Skip to main content
Version: 12.x (Current)

CSV Fast Data Connector Usage

The CSV Connector can be used either as a kubernetes cronjob or as a normal microservice in polling mode. In both cases, it will ask the Files Service the list of all the files present in the bucket of input and process them, generating a Kafka message for the Fast Data for each line. When a file has been completely processed, it will get moved to the bucket of output.

Kafka messages will be produced following the message adapter DB2 standard.

To change between the two execution modes, the LAUNCH_MECHANISM environment variable must have one of the following values: cronjob or polling.

Polling mode

If LAUNCH_MECHANISM is set to polling, then the service starts and never stops its execution.

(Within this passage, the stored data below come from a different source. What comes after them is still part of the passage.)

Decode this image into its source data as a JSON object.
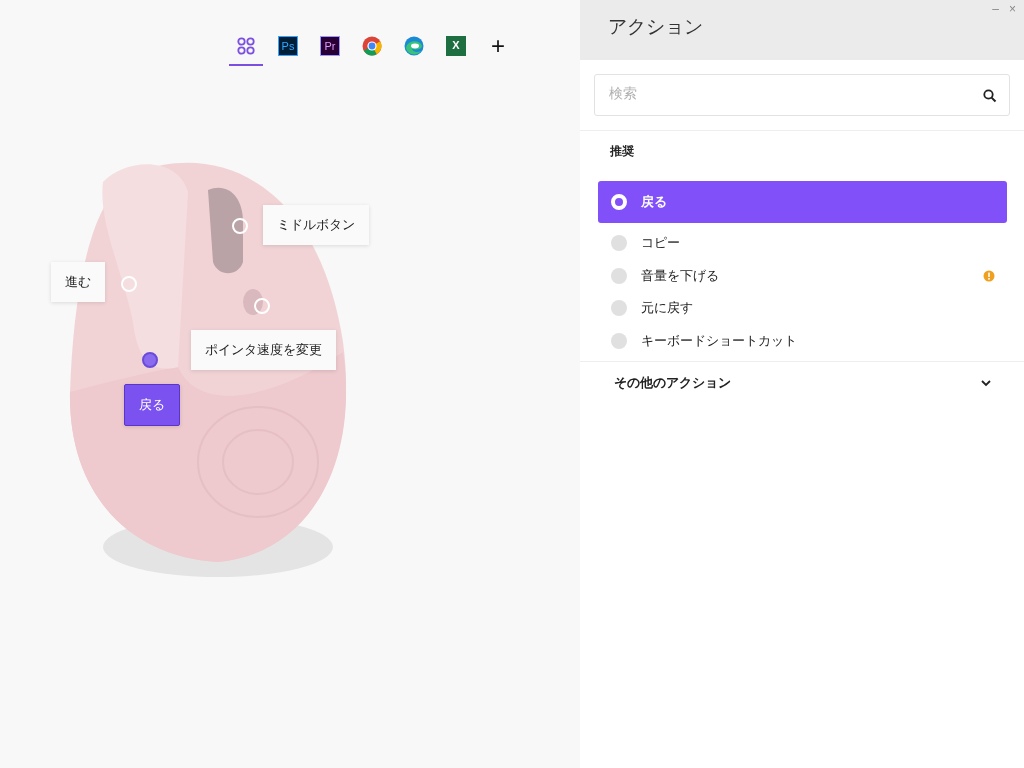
{
  "apps": [
    {
      "kind": "all",
      "selected": true
    },
    {
      "kind": "ps",
      "label": "Ps",
      "selected": false
    },
    {
      "kind": "pr",
      "label": "Pr",
      "selected": false
    },
    {
      "kind": "chrome",
      "selected": false
    },
    {
      "kind": "edge",
      "selected": false
    },
    {
      "kind": "excel",
      "label": "X",
      "selected": false
    },
    {
      "kind": "add",
      "label": "+",
      "selected": false
    }
  ],
  "callouts": [
    {
      "label": "ミドルボタン",
      "selected": false
    },
    {
      "label": "進む",
      "selected": false
    },
    {
      "label": "ポインタ速度を変更",
      "selected": false
    },
    {
      "label": "戻る",
      "selected": true
    }
  ],
  "panel": {
    "title": "アクション",
    "window_controls": [
      "–",
      "×"
    ],
    "search": {
      "placeholder": "検索"
    },
    "section_title": "推奨",
    "actions": [
      {
        "label": "戻る",
        "selected": true,
        "warning": false
      },
      {
        "label": "コピー",
        "selected": false,
        "warning": false
      },
      {
        "label": "音量を下げる",
        "selected": false,
        "warning": true
      },
      {
        "label": "元に戻す",
        "selected": false,
        "warning": false
      },
      {
        "label": "キーボードショートカット",
        "selected": false,
        "warning": false
      }
    ],
    "more": {
      "label": "その他のアクション",
      "expanded": false
    }
  }
}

In this case, the SCHEDULING variable is mandatory and its value is a cronjob expression following quartz format. Following this scheduling, the service will get the list of the new files added in the bucket and proceed to generate the corresponding Kafka messages.

Cronjob mode

If LAUNCH_MECHANISM is set to cronjob, the service starts, checks for new files in the bucket and process them. Once finished the execution, it stops.

That's why this mechanism is more suitable for a kubernetes cronjob component. To know more about the configuration of a cronjob in the console, read the documentation page.

Prometheus metrics management

When in polling mode, the service will expose its metrics on the route /-/metrics. In this way, it will be reachable as long as it's up and running.

In cronjob mode, however, its lifecycle will become ephemeral, invalidating metrics exposure. For this reason, when in cronjob mode, the CSV connector will push all the metrics to a Prometheus push-gateway service (for more info, check the Prometheus official documentation. In this case, a push-gateway should also be configured in the cluster.

Note

note

The variable PUSH_GATEWAY_SERVICE is optional even if the service is executing as a cronjob. In this case, it will be simply ignored and no metrics will be pushed.

The metrics exposed (no matter the launch mechanism) are shown in the table below:

Metric nameTypeLabelsDescription
imported_filescounterfile=fileName
processed=[OK/KO]
Number of imported files, labeled by filename and processing success.
kafka_messagecountertopic=topicName
sent=[OK/KO]
Number of kafka messages sent, labeled by topic name and success.
csv_linegaugefile=fileName
valid=[OK/KO]
Number of csv lines read, labeled by filename and validation success.
cycle_execution_timetimer-Execution time in milliseconds of a single import cycle.
file_processing_timetimerfile=fileNameProcessing time for a single file, labeled by filename.

Error Codes

The following is a list of all errors launched during the execution of the service.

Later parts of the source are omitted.